What's new?
As traditional print media companies are painfully aware,
classified advertising is moving online at a rate of knots. Media
players that have failed to establish a market-leading presence
online - and that's all of them - now see the revenue increasingly
flow to specialist web-based companies. Recruitment website Seek
has had its revenues increase from just $40 million in 2004 to $210
million in 2008.
Fairfax (publisher of this newspaper) rejected an offer to buy a
strategic stake in Seek in the early days on the grounds the asking
price was too high. After almost five years, Fairfax could claim
vindication because the bear market has savaged its share price.
But the reality is Seek hosts about 60 per cent of all online jobs
on Australia's major job sites while Fairfax's MyCareer site comes
in at 18 per cent.
After establishing market dominance in the employment classified
sector in Australia and New Zealand, Seek has begun to expand
internationally.

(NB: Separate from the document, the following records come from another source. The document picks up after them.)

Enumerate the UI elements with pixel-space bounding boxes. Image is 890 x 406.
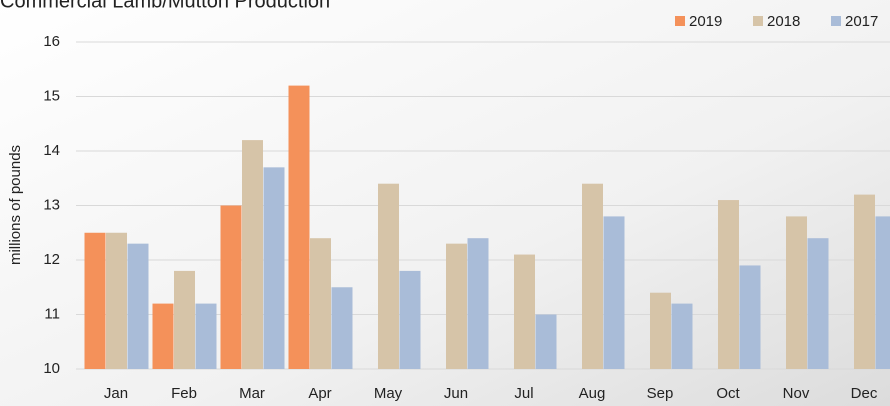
x-tick-label: Feb bbox=[171, 385, 197, 402]
bar bbox=[310, 238, 331, 369]
legend-swatch bbox=[753, 16, 763, 26]
x-tick-label: Jul bbox=[514, 385, 533, 402]
legend-swatch bbox=[831, 16, 841, 26]
legend-label: 2019 bbox=[689, 13, 722, 30]
bar bbox=[854, 195, 875, 369]
bar bbox=[242, 140, 263, 369]
bar bbox=[221, 206, 242, 370]
legend-label: 2017 bbox=[845, 13, 878, 30]
x-tick-label: Jan bbox=[104, 385, 128, 402]
y-tick-label: 14 bbox=[43, 142, 60, 159]
x-tick-label: Dec bbox=[851, 385, 878, 402]
bar bbox=[536, 315, 557, 370]
bar bbox=[514, 255, 535, 369]
bar bbox=[400, 271, 421, 369]
bar bbox=[740, 265, 761, 369]
bar bbox=[264, 167, 285, 369]
x-tick-label: Mar bbox=[239, 385, 265, 402]
x-tick-label: Oct bbox=[716, 385, 740, 402]
x-tick-label: Nov bbox=[783, 385, 810, 402]
bar bbox=[446, 244, 467, 369]
bar bbox=[582, 184, 603, 369]
x-tick-label: Sep bbox=[647, 385, 674, 402]
bar bbox=[153, 304, 174, 369]
legend-label: 2018 bbox=[767, 13, 800, 30]
bar bbox=[718, 200, 739, 369]
bar bbox=[786, 216, 807, 369]
bar bbox=[808, 238, 829, 369]
y-tick-label: 15 bbox=[43, 87, 60, 104]
y-tick-label: 10 bbox=[43, 360, 60, 377]
bar bbox=[106, 233, 127, 369]
y-tick-label: 12 bbox=[43, 251, 60, 268]
bar bbox=[650, 293, 671, 369]
bar bbox=[174, 271, 195, 369]
bar bbox=[85, 233, 106, 369]
bar bbox=[378, 184, 399, 369]
y-tick-label: 13 bbox=[43, 196, 60, 213]
y-tick-label: 16 bbox=[43, 33, 60, 50]
x-tick-label: May bbox=[374, 385, 403, 402]
bar bbox=[468, 238, 489, 369]
chart-title: Commercial Lamb/Mutton Production bbox=[0, 0, 330, 12]
bar bbox=[672, 304, 693, 369]
bar bbox=[128, 244, 149, 369]
bar bbox=[876, 216, 890, 369]
x-tick-label: Apr bbox=[308, 385, 331, 402]
bar bbox=[604, 216, 625, 369]
x-tick-label: Jun bbox=[444, 385, 468, 402]
bar bbox=[289, 86, 310, 369]
chart: Commercial Lamb/Mutton Production millio… bbox=[0, 0, 890, 406]
bar bbox=[332, 287, 353, 369]
y-tick-label: 11 bbox=[44, 305, 60, 322]
bar bbox=[196, 304, 217, 369]
y-axis-label: millions of pounds bbox=[7, 145, 24, 265]
x-tick-label: Aug bbox=[579, 385, 606, 402]
legend-swatch bbox=[675, 16, 685, 26]
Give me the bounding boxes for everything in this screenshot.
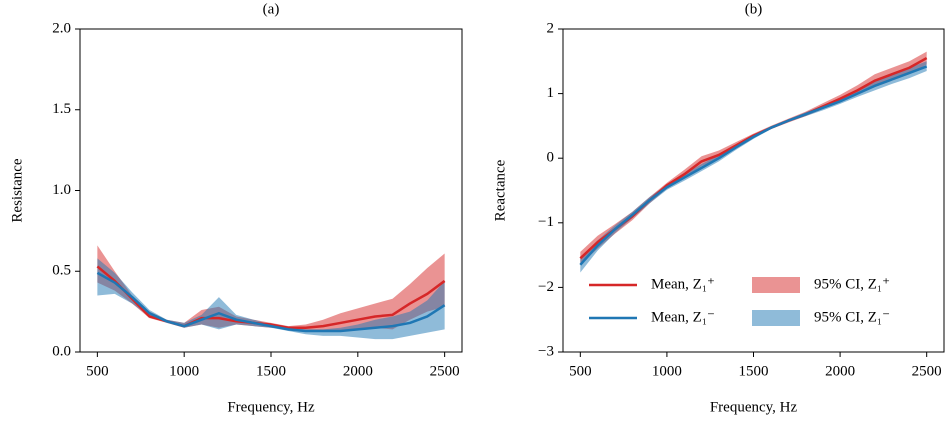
x-tick-label: 1500 bbox=[739, 363, 769, 379]
y-axis-label: Resistance bbox=[9, 158, 25, 222]
panel-title: (b) bbox=[745, 1, 763, 17]
y-tick-label: 1.5 bbox=[52, 101, 71, 117]
axes-frame bbox=[79, 28, 463, 353]
y-axis-label: Reactance bbox=[492, 159, 508, 221]
x-tick-label: 1000 bbox=[169, 363, 199, 379]
y-tick-label: 0 bbox=[547, 150, 555, 166]
y-tick-label: −2 bbox=[538, 279, 554, 295]
x-axis-label: Frequency, Hz bbox=[227, 399, 315, 415]
x-tick-label: 1000 bbox=[652, 363, 682, 379]
mean-line bbox=[579, 65, 928, 266]
plot-area bbox=[579, 51, 928, 273]
panel: (a) Frequency, Hz Resistance 500 1000 1500 200… bbox=[9, 1, 463, 415]
ci-band bbox=[580, 61, 927, 273]
plot-area bbox=[96, 245, 446, 340]
legend-label: Mean, Z₁⁻ bbox=[651, 309, 715, 325]
y-tick-label: −3 bbox=[538, 343, 554, 359]
legend-patch bbox=[752, 310, 800, 326]
x-tick-label: 1500 bbox=[256, 363, 286, 379]
x-tick-label: 500 bbox=[86, 363, 109, 379]
ci-band bbox=[97, 258, 445, 340]
legend: Mean, Z₁⁺ 95% CI, Z₁⁺ Mean, Z₁⁻ 95% CI, Z₁⁻ bbox=[589, 276, 890, 326]
mean-line bbox=[96, 271, 446, 333]
y-tick-label: 1 bbox=[547, 85, 555, 101]
y-tick-label: 1.0 bbox=[52, 182, 71, 198]
y-tick-label: 2.0 bbox=[52, 20, 71, 36]
x-tick-label: 2500 bbox=[912, 363, 942, 379]
legend-label: 95% CI, Z₁⁺ bbox=[814, 276, 890, 292]
legend-label: Mean, Z₁⁺ bbox=[651, 276, 715, 292]
mean-line bbox=[96, 265, 446, 330]
y-tick-label: −1 bbox=[538, 214, 554, 230]
x-axis-label: Frequency, Hz bbox=[710, 399, 798, 415]
y-tick-label: 2 bbox=[547, 20, 555, 36]
x-tick-label: 2500 bbox=[430, 363, 460, 379]
axes-frame bbox=[562, 28, 945, 353]
legend-patch bbox=[752, 277, 800, 293]
panel: (b) Frequency, Hz Reactance 500 1000 1500 2000… bbox=[492, 1, 945, 415]
y-tick-label: 0.0 bbox=[52, 343, 71, 359]
x-tick-label: 500 bbox=[569, 363, 592, 379]
y-tick-label: 0.5 bbox=[52, 263, 71, 279]
legend-label: 95% CI, Z₁⁻ bbox=[814, 309, 890, 325]
panel-title: (a) bbox=[263, 1, 280, 17]
x-tick-label: 2000 bbox=[343, 363, 373, 379]
x-tick-label: 2000 bbox=[825, 363, 855, 379]
ci-band bbox=[97, 245, 445, 332]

The company now has a 42.9 per cent interest in
Zhaopin, a Chinese employment website, and has invested in
companies with employment websites in South-East Asia and
Brazil.
In Australia, Seek is moving beyond classifieds and building a
presence within the broader education market. In 2006, the company
invested in IDP Education, a provider of English-language testing
and enrolment services for international students studying in
Australia.
Seek has also invested in training and education providers Think
and Dynamic Web Training.
The outlook
With almost 90 per cent of revenue derived from employment
classifieds, the current global economic slowdown has made, and
will continue to make, life very difficult for Seek. Recessions
mean unemployment and while there will be more people seeking work,
there will be fewer jobs available. Recent data shows online job
ads declining rapidly and we expect this to continue into 2009.
Price
Of course, the market saw this coming and Seek has been
massively de-rated throughout 2008. Since November last year, the
stock has fallen from almost $9.50 (where it traded at a ridiculous
30-plus times earnings) to less than $3. From a charting
perspective, the stock does not look particularly healthy so more
falls would not be surprising.
Worth buying?
Given the economic sensitivity of the stock, there is a risk of
further earnings downgrades for Seek as the global slowdown
continues. Increasing the risk profile of the company is the fact
the international expansion has been debt-financed at the worst
possible time.
In August, the company negotiated a $200 million debt facility
to finance the Asian and Brazilian expansion, which took gearing to
higher levels than the market is now comfortable with.
For these reasons we would be cautious on buying. Having said
that, Seek remains a good company that generates high returns on
equity, even in cyclical downturns.
This downturn may exact more punishment on the stock price
before the economic environment begins to improve, so we'd put the
stock on the watch list but not buy just yet.